Wednesday, May 15, 2013

Advice Columnist Steers Widower to Certain Disaster



Okay, so it’s not exactly I Smell Dead People—more like “I smell my late wife’s perfume on my new girlfriend and it’s a problem.” Advice columnist Jann Blackstone tells the guy to avoid being truthful because “rarely do women like to be compared to one another” and because it might look like problematic devotion to his late wife.

Hmmm.

Blackstone advises the widower to shop for a new perfume for the GF, and perhaps even “take her with you and actually spend some time together in the process.” This sounds good at a theoretical level: use the power of scent to create positive new associations. But at a practical level it is a recipe for disaster.

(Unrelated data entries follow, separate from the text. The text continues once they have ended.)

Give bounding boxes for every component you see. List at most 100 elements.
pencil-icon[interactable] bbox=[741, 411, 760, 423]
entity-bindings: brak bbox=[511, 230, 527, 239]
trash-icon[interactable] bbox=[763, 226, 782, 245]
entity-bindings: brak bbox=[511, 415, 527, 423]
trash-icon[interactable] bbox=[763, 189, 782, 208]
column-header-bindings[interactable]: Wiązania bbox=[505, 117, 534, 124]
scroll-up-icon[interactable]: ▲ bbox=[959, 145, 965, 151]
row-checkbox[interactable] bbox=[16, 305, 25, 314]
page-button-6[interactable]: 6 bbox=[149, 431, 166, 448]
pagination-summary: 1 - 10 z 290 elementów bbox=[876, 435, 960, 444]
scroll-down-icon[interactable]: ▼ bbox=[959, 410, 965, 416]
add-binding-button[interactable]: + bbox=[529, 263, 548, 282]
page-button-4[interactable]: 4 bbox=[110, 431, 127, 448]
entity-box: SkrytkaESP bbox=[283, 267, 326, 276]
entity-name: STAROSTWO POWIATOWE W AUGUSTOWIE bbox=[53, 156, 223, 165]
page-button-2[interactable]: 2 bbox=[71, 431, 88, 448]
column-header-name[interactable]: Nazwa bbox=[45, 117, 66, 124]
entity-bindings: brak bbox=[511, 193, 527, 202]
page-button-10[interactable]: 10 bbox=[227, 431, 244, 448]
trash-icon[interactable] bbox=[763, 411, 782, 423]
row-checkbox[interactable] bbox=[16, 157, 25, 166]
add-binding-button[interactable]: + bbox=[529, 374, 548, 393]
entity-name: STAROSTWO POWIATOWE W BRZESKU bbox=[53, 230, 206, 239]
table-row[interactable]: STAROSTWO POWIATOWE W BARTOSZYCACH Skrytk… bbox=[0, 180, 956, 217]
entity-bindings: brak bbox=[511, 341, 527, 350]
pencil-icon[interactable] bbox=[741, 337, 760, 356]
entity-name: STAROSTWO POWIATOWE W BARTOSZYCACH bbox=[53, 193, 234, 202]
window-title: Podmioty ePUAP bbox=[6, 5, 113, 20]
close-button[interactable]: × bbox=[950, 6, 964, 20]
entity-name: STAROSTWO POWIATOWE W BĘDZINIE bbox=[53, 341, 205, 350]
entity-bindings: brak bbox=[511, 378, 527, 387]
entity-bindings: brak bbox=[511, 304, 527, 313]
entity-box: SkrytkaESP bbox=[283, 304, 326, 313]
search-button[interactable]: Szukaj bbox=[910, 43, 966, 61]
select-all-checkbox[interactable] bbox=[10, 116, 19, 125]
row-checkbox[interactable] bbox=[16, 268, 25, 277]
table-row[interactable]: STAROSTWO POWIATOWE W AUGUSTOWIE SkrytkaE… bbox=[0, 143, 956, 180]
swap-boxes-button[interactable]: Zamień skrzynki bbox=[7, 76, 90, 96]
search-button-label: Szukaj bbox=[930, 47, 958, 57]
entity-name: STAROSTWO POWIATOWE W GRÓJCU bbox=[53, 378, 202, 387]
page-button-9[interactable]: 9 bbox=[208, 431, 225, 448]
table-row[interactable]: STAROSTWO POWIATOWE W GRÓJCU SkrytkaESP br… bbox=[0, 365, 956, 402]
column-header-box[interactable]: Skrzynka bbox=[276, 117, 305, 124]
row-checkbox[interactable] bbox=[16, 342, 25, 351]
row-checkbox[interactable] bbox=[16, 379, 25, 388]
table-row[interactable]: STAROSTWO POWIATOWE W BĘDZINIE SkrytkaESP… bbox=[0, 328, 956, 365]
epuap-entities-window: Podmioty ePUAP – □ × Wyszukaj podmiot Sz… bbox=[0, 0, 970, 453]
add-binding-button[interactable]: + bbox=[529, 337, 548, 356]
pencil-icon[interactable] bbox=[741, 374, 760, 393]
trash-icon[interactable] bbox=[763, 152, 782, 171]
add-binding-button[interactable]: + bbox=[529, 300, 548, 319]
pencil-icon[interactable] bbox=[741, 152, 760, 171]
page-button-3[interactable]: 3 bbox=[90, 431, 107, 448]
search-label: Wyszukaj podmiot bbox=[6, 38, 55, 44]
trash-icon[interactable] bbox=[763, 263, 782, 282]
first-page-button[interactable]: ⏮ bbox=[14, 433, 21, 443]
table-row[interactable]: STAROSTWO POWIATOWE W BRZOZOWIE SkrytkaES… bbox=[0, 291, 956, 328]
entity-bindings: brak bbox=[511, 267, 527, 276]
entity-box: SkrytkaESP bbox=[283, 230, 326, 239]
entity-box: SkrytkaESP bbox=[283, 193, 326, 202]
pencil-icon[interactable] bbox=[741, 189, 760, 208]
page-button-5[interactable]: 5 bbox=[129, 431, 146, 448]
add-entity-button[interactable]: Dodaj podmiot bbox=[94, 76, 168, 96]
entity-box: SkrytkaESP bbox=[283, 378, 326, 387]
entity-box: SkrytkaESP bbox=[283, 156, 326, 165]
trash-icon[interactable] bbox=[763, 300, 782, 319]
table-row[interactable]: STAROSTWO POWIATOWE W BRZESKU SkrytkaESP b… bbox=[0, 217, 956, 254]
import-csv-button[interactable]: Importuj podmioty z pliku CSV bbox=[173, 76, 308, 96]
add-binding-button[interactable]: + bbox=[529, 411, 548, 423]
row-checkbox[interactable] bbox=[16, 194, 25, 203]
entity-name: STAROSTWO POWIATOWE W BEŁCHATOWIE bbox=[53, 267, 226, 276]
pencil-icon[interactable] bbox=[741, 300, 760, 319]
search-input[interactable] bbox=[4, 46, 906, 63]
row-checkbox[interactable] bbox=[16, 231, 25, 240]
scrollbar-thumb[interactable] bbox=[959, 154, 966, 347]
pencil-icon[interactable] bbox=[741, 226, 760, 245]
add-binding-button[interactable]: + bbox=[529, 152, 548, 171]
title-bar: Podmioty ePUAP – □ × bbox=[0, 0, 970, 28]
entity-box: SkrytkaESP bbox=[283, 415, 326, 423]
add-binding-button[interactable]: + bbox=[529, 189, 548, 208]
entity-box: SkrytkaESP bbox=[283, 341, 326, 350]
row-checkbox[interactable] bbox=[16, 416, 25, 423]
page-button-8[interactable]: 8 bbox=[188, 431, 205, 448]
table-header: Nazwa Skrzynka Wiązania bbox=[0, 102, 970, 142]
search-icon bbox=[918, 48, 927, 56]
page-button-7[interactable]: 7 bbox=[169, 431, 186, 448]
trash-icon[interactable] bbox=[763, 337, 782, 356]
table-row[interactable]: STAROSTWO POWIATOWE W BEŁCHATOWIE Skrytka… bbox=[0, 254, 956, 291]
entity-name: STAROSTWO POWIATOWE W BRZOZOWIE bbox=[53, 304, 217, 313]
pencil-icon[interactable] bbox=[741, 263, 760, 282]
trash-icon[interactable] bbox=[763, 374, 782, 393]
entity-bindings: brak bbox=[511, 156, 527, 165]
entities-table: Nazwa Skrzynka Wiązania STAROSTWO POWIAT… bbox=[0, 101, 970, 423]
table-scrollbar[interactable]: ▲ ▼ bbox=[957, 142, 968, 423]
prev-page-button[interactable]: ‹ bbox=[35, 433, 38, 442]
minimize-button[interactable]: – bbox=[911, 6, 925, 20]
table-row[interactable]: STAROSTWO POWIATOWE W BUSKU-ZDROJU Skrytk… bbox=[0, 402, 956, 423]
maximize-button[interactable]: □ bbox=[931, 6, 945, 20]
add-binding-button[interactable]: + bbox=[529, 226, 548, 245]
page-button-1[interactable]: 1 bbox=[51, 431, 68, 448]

Choosing a fragrance for another person is difficult enough; add the emotional undercurrents of this relationship and it’s fraught with peril. Secondly, Blackstone is directing the guy to the women’s fragrance counter: seldom a comfortable situation for a male. All we know is that the widower liked his wife’s perfume, not that he is knowledgeable about or even interested in women’s perfume in general, much less at ease browsing for it. So Blackstone is recommending that the guy give style advice, no matter how indirectly, to a woman he doesn’t know that well yet, and do it in the live-fire zone of a fragrance counter.

This strike me as well-intentioned but terrible advice.